I was busy last week, so here we come to the next installment a little late … but seeing as how there were like four parts to the last one, probably good to take a break.
One of the aspects of discipleship as exemplified by Jesus was that He never accepted any excuse for disobedience or not following Him.
Now, some of these scriptures we can take with a certain grain of salt, because there were people who were ready to leave everything and follow Jesus, and Jesus told them to stay in their town (notably the demoniac, who obeyed). In other words, not necessarily a formula of what exactly to do, but the principle of immediate obedience and willingness to do whatever He asks WITHOUT EXCUSE is consistent.
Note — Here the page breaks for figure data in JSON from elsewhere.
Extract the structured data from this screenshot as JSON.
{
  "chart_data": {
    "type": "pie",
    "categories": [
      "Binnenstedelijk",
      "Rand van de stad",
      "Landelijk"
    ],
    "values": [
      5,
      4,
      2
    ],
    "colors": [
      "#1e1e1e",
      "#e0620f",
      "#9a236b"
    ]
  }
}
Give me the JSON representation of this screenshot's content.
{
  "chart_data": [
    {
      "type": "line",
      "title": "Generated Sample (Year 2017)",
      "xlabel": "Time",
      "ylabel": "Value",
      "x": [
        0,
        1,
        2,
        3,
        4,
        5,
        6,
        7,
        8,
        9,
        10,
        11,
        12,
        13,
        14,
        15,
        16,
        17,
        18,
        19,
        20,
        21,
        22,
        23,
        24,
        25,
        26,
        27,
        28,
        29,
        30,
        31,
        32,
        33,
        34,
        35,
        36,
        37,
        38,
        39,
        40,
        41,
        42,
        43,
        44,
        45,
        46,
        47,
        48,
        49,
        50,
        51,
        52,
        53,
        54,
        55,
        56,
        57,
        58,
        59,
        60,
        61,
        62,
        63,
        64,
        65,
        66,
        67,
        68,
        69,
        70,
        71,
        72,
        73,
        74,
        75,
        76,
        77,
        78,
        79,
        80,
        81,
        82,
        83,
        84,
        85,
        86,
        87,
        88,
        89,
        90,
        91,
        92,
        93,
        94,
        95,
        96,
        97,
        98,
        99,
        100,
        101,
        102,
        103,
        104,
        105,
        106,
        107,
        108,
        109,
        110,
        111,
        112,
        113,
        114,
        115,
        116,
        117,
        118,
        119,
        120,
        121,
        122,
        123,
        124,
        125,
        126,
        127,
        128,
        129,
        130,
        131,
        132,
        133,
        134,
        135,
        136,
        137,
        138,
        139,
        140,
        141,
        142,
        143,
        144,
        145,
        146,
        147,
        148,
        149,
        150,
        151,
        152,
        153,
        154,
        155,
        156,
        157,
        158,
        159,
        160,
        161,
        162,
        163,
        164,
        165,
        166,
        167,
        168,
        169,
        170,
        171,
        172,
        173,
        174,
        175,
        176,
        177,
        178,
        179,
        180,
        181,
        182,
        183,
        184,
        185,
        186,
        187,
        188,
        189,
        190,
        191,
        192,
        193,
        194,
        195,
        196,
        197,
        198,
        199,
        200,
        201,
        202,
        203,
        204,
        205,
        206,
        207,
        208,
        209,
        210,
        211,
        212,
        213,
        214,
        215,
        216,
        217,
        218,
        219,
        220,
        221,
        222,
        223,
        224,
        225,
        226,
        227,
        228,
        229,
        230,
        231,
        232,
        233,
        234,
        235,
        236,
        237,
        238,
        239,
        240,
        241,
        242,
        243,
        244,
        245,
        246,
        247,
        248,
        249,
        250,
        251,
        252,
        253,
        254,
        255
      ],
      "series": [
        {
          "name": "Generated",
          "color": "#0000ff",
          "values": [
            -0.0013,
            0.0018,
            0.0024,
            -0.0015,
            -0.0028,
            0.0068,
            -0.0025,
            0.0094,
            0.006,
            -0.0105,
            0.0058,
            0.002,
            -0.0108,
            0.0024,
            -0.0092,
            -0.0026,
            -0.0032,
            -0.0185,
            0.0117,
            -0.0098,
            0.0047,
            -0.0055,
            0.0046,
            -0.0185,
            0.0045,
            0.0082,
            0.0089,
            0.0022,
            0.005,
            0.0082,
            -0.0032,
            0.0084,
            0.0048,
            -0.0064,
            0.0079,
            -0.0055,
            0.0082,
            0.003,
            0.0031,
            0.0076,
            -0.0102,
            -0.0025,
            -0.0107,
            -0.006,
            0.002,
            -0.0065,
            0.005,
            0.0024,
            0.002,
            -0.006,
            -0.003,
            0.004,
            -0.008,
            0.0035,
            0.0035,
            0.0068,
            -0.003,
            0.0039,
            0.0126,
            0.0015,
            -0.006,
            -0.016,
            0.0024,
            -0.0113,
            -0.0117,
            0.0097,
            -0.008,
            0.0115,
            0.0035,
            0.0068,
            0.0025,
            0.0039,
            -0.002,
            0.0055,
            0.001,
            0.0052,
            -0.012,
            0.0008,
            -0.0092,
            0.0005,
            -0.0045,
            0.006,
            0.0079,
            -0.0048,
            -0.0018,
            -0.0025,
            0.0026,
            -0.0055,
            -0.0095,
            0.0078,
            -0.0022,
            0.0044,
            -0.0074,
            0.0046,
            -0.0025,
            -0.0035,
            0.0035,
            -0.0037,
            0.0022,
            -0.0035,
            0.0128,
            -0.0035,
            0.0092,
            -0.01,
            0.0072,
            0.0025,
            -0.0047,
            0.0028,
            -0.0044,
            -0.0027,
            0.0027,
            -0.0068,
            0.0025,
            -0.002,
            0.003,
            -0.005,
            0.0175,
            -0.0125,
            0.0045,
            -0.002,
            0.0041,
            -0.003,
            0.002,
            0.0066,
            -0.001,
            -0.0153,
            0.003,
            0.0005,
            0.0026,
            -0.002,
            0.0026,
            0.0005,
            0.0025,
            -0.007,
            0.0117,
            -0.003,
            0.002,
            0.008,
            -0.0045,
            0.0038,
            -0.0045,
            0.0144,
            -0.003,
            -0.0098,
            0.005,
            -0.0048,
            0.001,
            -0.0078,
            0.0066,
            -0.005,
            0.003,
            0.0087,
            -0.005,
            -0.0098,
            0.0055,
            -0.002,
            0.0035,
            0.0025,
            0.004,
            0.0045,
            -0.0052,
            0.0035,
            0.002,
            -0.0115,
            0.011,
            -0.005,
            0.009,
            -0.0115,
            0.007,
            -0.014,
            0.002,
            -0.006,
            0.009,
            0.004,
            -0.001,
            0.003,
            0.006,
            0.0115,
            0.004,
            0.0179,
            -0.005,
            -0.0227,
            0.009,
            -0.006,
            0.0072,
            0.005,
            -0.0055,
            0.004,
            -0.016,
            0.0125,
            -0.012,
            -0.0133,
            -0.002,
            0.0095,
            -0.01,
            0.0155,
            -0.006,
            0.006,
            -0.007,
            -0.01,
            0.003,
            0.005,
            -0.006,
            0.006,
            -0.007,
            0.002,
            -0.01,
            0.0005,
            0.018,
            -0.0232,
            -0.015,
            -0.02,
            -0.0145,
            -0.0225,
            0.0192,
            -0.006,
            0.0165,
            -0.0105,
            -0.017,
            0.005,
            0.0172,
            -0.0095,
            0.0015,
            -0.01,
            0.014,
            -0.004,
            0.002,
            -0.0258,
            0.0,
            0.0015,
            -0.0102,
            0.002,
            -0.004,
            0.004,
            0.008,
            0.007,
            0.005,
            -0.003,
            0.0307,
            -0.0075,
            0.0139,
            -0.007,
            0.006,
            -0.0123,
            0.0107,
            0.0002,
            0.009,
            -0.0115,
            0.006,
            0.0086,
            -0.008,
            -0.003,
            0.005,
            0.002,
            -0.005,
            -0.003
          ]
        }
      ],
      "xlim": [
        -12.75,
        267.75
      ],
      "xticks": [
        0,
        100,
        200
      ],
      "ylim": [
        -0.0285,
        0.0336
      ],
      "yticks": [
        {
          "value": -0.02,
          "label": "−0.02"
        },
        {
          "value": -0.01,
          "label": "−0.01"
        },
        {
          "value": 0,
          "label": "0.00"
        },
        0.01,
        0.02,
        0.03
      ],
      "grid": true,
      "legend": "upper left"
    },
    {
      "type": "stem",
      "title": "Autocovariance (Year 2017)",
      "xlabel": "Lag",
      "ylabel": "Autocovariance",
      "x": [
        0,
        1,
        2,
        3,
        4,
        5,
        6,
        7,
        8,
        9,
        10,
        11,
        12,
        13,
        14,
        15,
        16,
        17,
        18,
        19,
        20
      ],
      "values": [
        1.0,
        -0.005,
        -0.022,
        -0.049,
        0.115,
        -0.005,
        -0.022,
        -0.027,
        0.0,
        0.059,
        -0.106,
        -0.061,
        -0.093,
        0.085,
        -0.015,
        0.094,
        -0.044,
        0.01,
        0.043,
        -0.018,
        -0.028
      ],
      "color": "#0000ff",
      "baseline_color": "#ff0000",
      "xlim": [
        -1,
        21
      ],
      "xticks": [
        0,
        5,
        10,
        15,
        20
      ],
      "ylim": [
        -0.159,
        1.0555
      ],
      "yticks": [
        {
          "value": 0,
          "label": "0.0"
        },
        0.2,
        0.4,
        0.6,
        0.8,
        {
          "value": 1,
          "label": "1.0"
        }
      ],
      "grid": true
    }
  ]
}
Jesus was the most compassionate man ever to walk this earth, and yet we routinely see Him acting in such a way that we would today interpret as completely insensitive.
The apostles and other writers of the gospels felt it was necessary to include testimony of people who came to Jesus with excuses and then to show how Jesus dealt with those excuses.
The common story repeated in the gospels about Jesus I’ll take from Luke 9: Then He said to another, “Follow Me.” But he said, “Lord, let me first go and bury my father.” Jesus said to him, “Let the dead bury their own dead, but you go and preach the kingdom of God.”
And another said, “Lord, I will follow You, but let me first go and bid them farewell who are at my house.”
But Jesus said to him, “No one, having put his hand to the plow, and looking back, is fit for the kingdom of God.”
First of all, if someone came to me, whose father had just died, and they needed some time to grieve and bury him, I would guess I would say, “Sure, absolutely, take all the time in the world.”
But not Jesus. Jesus said, “Someone else will take care of that stuff, people who are dead already. You focus on preaching the kingdom of God.”
What a jerk! No allowance for grief or how the guy feels or the “necessities” of life. And those people who actually take care of those details, He calls them dead. We can assume all we want as to why Jesus felt the need to be so harsh, but they are assumptions at best.
We are given Jesus’ motivation in clear enough language. We just don’t like it.
Jesus clearly was more interested in the preaching of the kingdom, the complete and immediate answering of that call, than grief or the seemingly important details of life.
Next we have someone whose “heart” is to follow God, but needs to do something first.
Again we get Jesus the jerk. “You can’t look back and follow Me. You’re not fit for the kingdom if you do that.”
Someone really needed to sit Jesus down and explain to Him that you can’t earn salvation or it’s not about works and that as long as they want to “in their heart”, that’s good enough. Maybe His problem was He only read that mean Old Testament with all those rules and the mean God we don’t really believe in anymore.
Or maybe, just maybe, if Jesus continually questioned whether people were “worthy” or “fit” for the kingdom, and His disciples felt the need to repeat those teachings in the gospels, we should be careful not to explain away the words of Jesus, no matter how harsh the language, no matter how uncomfortable to our modern theology it can get.
Maybe, just maybe, Jesus knew what salvation was really about more than we do.
All this guy was going to do was go back home and say goodbye to some people he loved before he followed Jesus.
Jesus essentially says, “Forget following Me AFTER. Follow Me NOW. Or you won’t follow Me at all.”
The gospels make the point that certain disciples immediately followed Jesus. Yes, some of them were first disciples of John the Baptist or had probably heard Jesus’ teaching before being called, but the principle is important. Once the call was clearly made, the response was immediate. They put down their nets, left everything, and followed.
How does this balance out with “counting the cost”? All I can say is that there is a place where you count the cost, and that is good, but there is also an expectation by God that His revelation is immediately responded to. You cannot excuse disobedience with, “I was counting the cost.” You still disobeyed a clear call. God doesn’t make those calls lightly.
Also, you can count the cost while following, and likely will. Who really knows all that they are getting themselves into when they make any decision? There’s only so much “counting the cost” you can do before you just have to make a decision. Whether a marriage or job or something else, you go through several moments along the way where you have to count the cost.
Getting back to the point, though, once we hear the Lord, there is no excuse for disobedience or not following completely. None. The revelation of God is the most precious thing in existence. Treat it as such.
I hear lots of excuses for why people can’t really follow Jesus. Everything to career choices to “my personality” to lifestyle decisions either cause people to reject God completely … or come up with some new doctrine to justify why they can tell God to chill while doing what they want or feel they need to be happy. Of course the latter is just rejecting God, as well.
I believe that the early Church dealt with all this, too, hence why they included very clear stories and testimony and teaching from Jesus about the cost of discipleship and the complete absence of excuse, then wrote them down.
So we could explain them away two thousand years later? I don’t believe so.
Peace.
I think the problem with adding the qualifiers is that not only were these individuals trying to name the terms they were also coming dangerously close to accusing Christ of not caring. “Wait, I have this concern” seems to at least flirt with that. I almost wonder if He would have said “Go take care of ________ and then follow me” if they hadn’t of said anything.
Whatever the case, great post. Thanks for sharing.